Watch Dr. Sweet’s presentation at the McGill University Combined Surgical and Anesthesia Grand Rounds: It’s Alive! Creation of the Advanced Modular Manikin for Healthcare Simulation Training https://youtu.be/wZo09jGsrgA
For more information on the Advanced Modular Manikin™, please visit: https://www.advancedmodularmanikin.com/
Emerging Technology for Simulation and Education
Later that afternoon, Dr. Sweet took part in a two-hour presentation and panel discussion with fellow experts who shared their views on the future of simulation and medical education.
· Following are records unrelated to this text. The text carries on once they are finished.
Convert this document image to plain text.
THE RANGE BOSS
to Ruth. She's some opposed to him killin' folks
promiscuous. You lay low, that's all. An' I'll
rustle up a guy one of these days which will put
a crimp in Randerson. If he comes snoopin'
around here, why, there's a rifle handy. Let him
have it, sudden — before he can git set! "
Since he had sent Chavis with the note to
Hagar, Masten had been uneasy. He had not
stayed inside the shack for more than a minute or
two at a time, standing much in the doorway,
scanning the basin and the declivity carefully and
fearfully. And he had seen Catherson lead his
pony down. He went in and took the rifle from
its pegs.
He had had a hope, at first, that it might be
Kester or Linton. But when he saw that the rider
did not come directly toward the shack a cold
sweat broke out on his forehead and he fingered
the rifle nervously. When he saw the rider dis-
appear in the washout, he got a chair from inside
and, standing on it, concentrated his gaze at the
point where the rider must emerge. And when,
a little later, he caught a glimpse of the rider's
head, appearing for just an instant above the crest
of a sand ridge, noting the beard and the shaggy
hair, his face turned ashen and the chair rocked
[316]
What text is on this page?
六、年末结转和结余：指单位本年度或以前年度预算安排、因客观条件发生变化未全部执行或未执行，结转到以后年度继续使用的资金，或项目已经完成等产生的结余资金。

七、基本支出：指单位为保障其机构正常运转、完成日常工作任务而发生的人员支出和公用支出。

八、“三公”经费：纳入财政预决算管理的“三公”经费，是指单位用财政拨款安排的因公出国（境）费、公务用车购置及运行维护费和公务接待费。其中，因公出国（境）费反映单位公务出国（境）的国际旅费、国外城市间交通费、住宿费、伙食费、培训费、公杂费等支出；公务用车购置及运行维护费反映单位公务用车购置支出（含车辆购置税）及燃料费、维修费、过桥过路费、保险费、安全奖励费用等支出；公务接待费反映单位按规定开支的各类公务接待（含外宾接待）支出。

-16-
The very stimulating day concluded with a festive dinner hosted by Mrs. Kappy Flanders to celebrate the evolution of the Steinberg Centre, including the announcement of Dr. Gerald Fried as the new incoming Director effective January 1, 2020, and to highlight Dr. Robert Sweet’s visit and the importance of coming together to share our knowledge. As she explains, “…simulation is not just for medicine, but for all types of learning: simulation changes how people are taught, and in turn, it revolutionizes how people learn. We all learn differently, and simulation is yet another way of teaching, and learning. There are always great discoveries, great theories, and great ideas – but if they are not taught, not transmitted to the next generation, they are lost.”